The study of the influence of hearing on adult speech production is of interest not only for the clinically related reasons discussed above, but also for theoretical reasons. The effect of prolonged postlingual deafness and that of restored hearing on speech production may provide important information to constrain theories of motor control for speech production. This topic cannot be easily investigated with animal models because speech production is a uniquely human capability (although studies of birdsong may provide important insights). From a basic scientific point of view, postlingually deafened adult users of CIs provide an interesting paradigm for exploring the role of hearing in adult speech production. An excellent example of a careful and comprehensive theory of speech motor control, based in part on data from postlingually deaf CI users, can be found in Perkell et al.60 The goal of the following section is more modest: we discuss some of the literature on changes in the acoustics and physiology of adult speech production that are associated with the use of a CI. In addition to their theoretical interest, these studies help determine the effectiveness of CIs in adults, as it relates to their speech production.
Acoustics
The role of hearing as an input for the neural mechanisms that control speech production remains controversial. Results obtained with normal-hearing listeners led some researchers to propose that speech production may be controlled by auditory feedback.61 This hypothesis received indirect support from early studies with the Lombard effect, an increase in vocal effort in the presence of background noise (see Lane and Tranel62 for a review), and from delayed auditory feedback, in which speakers become disfluent when they hear their own speech delayed by ˜200 milliseconds.61 However, later studies argued against an active role for audition in the moment-to-moment control of speech production, at least at the level of individual phonemes. For example, Borden63 argued that auditory information about many English phonemes is received too late for the central nervous system to be able to correct ongoing phonemic speech gestures. Most investigators have proposed that auditory feedback serves to calibrate other systems that control speech on a moment-to-moment basis.64,65
Interest in this issue motivated several studies of the acoustics of speech production in postlingually deafened adults with CIs. Perkell et al66 studied vowel production in four recipients of the Ineraid CI (Richards Medical Co., Memphis, TN) before implantation and at regular intervals after implantation. The measured parameters included F1, F2, F0, sound pressure level (SPL), duration and “harmonic difference,” a correlate of voice breathiness.
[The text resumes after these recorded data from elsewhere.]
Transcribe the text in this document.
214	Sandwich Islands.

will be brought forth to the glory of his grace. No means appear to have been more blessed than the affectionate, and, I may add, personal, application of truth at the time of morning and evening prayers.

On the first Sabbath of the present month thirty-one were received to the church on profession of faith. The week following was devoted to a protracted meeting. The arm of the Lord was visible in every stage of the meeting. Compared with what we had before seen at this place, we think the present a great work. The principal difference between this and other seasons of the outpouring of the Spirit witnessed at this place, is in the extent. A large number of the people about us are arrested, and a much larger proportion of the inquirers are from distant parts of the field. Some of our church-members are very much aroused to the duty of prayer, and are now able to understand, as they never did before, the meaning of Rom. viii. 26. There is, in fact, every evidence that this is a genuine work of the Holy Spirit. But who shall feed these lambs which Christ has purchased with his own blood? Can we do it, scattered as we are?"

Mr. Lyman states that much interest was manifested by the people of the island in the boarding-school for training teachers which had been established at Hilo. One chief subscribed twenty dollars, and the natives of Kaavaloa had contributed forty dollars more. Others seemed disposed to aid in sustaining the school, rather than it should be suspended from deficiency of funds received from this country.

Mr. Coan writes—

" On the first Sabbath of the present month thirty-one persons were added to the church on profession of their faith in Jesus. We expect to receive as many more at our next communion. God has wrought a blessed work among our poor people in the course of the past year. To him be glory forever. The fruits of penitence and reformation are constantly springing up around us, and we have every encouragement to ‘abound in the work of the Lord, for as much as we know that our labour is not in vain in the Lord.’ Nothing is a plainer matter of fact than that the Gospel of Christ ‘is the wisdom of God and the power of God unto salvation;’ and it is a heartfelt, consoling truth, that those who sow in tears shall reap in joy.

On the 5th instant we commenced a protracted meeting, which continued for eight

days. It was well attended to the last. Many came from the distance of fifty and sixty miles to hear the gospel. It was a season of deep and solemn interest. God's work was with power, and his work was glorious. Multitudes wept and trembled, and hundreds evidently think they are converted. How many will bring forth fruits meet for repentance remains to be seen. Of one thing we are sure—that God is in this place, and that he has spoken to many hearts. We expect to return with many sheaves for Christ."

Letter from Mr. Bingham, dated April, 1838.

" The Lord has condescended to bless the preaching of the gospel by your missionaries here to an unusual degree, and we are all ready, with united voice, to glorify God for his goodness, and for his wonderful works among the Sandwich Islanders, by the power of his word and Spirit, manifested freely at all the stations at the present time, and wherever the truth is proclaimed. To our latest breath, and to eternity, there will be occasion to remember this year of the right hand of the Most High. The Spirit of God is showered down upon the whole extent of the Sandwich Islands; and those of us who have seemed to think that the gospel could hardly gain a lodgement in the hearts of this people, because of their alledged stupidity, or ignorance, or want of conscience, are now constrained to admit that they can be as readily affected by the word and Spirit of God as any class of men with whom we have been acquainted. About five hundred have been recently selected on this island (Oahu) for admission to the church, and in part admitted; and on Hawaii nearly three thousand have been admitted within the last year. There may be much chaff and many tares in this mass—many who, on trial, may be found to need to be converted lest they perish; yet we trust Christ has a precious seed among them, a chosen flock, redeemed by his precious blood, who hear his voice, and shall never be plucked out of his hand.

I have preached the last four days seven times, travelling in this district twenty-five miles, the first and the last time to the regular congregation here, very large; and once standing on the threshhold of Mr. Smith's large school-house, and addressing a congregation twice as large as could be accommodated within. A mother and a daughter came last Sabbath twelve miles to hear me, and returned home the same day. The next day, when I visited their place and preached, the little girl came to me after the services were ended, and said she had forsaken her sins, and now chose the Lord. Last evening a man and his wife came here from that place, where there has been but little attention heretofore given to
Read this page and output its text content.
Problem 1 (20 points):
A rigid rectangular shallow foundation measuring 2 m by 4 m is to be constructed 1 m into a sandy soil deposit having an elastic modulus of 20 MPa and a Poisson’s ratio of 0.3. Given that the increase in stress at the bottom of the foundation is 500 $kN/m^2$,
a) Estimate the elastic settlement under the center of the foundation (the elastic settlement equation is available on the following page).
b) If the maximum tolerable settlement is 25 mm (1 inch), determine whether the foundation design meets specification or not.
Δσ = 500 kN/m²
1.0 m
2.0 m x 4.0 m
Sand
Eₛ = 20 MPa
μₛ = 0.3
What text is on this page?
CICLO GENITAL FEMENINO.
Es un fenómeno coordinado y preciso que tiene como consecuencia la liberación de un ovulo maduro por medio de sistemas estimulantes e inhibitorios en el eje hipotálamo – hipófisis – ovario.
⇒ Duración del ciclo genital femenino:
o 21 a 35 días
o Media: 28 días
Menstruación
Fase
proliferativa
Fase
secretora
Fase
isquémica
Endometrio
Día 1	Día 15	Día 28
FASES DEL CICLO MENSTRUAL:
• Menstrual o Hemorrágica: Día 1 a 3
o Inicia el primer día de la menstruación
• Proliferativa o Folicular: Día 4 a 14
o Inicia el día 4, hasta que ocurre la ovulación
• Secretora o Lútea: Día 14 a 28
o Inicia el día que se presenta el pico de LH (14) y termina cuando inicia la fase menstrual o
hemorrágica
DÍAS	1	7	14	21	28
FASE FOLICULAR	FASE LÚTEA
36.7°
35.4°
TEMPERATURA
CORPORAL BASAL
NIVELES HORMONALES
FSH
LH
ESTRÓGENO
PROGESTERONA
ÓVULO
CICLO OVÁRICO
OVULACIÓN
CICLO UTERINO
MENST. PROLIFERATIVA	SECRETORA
Overall trends toward normative values in several parameters were found, but this result was not universal and it was complicated by lack of perceptual benefit in one subject, and by earlier deafening in two other subjects. An important result in this study (which parallels the study of nasalance by Svirsky et al46,67; see above) is that because speakers respond differently to deafening, their responses to processor activation also differ. Subjects with parameter values that exceed the upper normative boundary may show a decrease after processor activation; subjects with parameters below the lower normative boundary may show an increase after processor activation. Another important result relates to the interactions among measured parameters. The authors studied not only the longitudinal changes in each parameter, but also the correlations between different parameters for each subject. A large degree of interdependency was found among different parameters, some of which may have been due to mechanical interactions among different articulatory adjustments. For example, an increase in speaking rate results in shorter phoneme duration, and the shorter duration may be associated with formant frequency changes because the speaker may not have enough time to reach a steady-state target.